Determining Name Usage in Student Records

Within a student information database, schools must include the individual’s birth name and gender. For a transgender student, the Title IX guidance requires the student’s preferred name and gender to be maintained as well. A court order or gender change is not required to include the student’s preferred name and gender. When it comes to an official diploma or transcript, however, a school will generally use the individual’s legal name. The student may request these records be amended and re-issued later upon securing a legal name change.

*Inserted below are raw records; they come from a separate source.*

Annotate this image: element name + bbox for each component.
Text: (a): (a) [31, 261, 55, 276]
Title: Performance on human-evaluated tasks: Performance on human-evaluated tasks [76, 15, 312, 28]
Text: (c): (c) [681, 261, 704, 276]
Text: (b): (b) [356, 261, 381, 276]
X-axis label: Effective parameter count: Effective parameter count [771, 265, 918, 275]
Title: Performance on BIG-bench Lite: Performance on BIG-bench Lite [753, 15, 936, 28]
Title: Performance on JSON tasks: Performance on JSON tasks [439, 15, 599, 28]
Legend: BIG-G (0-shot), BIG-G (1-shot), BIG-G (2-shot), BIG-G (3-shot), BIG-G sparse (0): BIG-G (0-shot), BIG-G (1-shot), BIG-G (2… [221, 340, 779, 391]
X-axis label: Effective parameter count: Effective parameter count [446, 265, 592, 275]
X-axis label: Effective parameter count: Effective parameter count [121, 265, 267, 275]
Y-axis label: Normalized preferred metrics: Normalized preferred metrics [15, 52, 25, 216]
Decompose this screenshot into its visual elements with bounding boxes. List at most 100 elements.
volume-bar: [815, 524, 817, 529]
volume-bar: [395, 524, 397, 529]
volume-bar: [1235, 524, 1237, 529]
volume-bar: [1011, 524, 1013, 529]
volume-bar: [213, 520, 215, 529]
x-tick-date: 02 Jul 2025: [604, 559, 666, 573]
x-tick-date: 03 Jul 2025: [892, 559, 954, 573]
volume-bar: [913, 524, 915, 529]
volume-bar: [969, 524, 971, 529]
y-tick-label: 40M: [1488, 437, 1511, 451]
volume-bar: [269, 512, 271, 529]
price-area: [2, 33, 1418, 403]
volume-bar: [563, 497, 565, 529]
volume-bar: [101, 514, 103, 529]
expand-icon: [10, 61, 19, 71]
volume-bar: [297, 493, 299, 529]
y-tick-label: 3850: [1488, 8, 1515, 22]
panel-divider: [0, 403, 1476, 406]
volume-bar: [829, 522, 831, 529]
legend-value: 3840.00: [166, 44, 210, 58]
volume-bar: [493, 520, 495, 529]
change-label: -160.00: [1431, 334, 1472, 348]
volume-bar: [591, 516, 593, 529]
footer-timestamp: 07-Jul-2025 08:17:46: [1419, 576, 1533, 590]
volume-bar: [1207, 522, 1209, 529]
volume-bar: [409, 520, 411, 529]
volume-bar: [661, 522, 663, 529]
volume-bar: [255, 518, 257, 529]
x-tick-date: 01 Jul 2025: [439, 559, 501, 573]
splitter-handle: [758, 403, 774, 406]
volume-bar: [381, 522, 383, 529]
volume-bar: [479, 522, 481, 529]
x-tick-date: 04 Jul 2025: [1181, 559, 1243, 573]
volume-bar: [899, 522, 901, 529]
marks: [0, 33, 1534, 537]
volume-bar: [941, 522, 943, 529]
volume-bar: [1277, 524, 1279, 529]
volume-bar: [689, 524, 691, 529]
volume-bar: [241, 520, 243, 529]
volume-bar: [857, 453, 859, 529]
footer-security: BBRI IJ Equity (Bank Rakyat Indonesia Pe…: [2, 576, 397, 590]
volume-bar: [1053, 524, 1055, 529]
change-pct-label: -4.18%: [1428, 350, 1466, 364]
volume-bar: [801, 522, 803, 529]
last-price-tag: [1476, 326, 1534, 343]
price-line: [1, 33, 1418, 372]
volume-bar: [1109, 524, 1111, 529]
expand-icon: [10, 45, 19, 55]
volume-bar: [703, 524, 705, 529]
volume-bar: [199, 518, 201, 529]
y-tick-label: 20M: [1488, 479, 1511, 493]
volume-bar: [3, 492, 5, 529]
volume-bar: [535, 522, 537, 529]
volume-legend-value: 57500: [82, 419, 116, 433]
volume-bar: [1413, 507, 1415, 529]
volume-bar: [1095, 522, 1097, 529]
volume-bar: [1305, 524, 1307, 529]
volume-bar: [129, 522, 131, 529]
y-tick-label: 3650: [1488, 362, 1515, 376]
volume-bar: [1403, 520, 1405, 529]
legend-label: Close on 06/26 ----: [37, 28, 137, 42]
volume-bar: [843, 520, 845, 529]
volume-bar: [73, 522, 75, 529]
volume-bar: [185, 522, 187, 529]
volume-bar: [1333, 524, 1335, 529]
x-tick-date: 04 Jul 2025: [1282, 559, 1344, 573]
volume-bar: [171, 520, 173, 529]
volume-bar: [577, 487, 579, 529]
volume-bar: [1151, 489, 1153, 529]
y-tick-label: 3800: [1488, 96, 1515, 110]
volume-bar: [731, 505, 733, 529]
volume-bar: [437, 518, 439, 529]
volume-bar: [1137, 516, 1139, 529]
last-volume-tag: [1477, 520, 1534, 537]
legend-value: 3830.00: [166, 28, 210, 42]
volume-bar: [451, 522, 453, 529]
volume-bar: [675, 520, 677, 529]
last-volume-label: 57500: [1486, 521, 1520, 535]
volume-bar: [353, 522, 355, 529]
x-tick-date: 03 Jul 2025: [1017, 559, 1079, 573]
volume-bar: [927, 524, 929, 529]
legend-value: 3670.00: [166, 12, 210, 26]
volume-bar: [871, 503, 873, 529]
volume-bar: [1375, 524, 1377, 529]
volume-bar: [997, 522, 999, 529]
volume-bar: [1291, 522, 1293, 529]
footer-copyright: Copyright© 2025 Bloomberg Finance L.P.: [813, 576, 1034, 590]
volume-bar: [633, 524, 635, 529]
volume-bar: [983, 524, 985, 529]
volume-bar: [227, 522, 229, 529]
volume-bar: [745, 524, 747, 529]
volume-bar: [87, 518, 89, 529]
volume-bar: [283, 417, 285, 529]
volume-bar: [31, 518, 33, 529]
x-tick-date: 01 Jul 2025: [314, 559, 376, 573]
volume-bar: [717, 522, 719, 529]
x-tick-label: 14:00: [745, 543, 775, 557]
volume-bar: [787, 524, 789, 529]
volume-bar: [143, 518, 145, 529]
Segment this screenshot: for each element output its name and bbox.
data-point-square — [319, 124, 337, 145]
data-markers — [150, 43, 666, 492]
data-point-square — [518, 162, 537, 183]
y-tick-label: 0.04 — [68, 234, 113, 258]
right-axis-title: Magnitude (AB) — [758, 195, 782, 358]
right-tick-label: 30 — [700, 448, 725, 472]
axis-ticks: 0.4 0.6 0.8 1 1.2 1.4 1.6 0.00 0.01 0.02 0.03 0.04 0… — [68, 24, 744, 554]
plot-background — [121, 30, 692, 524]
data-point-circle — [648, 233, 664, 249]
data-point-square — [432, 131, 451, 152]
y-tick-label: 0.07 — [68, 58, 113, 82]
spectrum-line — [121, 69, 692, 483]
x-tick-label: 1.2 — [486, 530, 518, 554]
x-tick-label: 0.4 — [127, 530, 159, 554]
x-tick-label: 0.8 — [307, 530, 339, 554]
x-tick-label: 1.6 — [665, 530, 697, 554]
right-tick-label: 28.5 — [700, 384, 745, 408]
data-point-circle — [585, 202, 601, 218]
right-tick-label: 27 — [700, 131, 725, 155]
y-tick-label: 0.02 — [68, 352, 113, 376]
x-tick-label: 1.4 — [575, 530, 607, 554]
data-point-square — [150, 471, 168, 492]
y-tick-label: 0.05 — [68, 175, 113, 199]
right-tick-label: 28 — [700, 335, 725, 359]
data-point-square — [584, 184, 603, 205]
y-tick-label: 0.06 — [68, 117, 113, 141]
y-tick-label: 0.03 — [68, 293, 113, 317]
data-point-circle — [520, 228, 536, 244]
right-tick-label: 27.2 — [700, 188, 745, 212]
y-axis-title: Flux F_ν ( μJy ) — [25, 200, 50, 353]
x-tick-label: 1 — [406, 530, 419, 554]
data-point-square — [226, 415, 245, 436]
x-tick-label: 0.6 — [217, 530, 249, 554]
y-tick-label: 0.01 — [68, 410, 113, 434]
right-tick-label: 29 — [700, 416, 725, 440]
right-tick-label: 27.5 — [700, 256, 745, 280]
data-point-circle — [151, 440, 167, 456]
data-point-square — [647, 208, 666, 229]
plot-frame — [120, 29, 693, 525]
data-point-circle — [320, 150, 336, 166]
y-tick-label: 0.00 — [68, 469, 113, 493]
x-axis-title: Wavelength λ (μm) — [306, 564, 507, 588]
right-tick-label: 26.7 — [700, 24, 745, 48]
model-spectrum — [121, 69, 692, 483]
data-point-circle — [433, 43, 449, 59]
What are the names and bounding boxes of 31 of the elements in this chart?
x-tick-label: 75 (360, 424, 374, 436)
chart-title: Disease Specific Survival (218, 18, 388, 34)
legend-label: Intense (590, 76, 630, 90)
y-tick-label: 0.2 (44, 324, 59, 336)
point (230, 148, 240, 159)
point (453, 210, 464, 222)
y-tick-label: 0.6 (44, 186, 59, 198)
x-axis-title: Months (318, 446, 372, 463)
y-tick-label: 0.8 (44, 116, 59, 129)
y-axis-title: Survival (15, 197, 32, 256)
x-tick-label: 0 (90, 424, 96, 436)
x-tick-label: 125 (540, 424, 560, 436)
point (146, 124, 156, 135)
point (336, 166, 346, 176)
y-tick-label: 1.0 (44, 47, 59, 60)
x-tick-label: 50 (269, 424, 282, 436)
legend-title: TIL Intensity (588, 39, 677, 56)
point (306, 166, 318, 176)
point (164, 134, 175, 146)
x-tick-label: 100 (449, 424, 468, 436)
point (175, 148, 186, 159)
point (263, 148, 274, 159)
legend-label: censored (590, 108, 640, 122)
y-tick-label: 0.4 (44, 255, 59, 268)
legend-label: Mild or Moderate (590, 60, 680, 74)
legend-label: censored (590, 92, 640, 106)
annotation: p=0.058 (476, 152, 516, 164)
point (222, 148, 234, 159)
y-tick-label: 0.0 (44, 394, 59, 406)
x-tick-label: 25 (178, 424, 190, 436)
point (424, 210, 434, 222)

The same rules apply in the medical setting. In order for insurance to cover a medical visit, the name on the insurance card MUST match the name in the medical record in order for the service to be covered. In the medical record, there is a place for preferred name and pronoun. However, the name in the medical record can not be changed until legally done so. Once there is an official name change, the name and gender on the insurance card and medical record can also be changed.

In the medical community, the preferred name is always used (or attempted to be used). It’s explained to the patient that the name on the medical record or wrist band is their given (birth) name and assigned sex, as it must match insurance identification in order to be covered. Once explained to the patient, while initially upsetting, the reasoning is usually understood. However, the preferred name should still be honored and used when verbally addressing the patient, as well as in other written communications.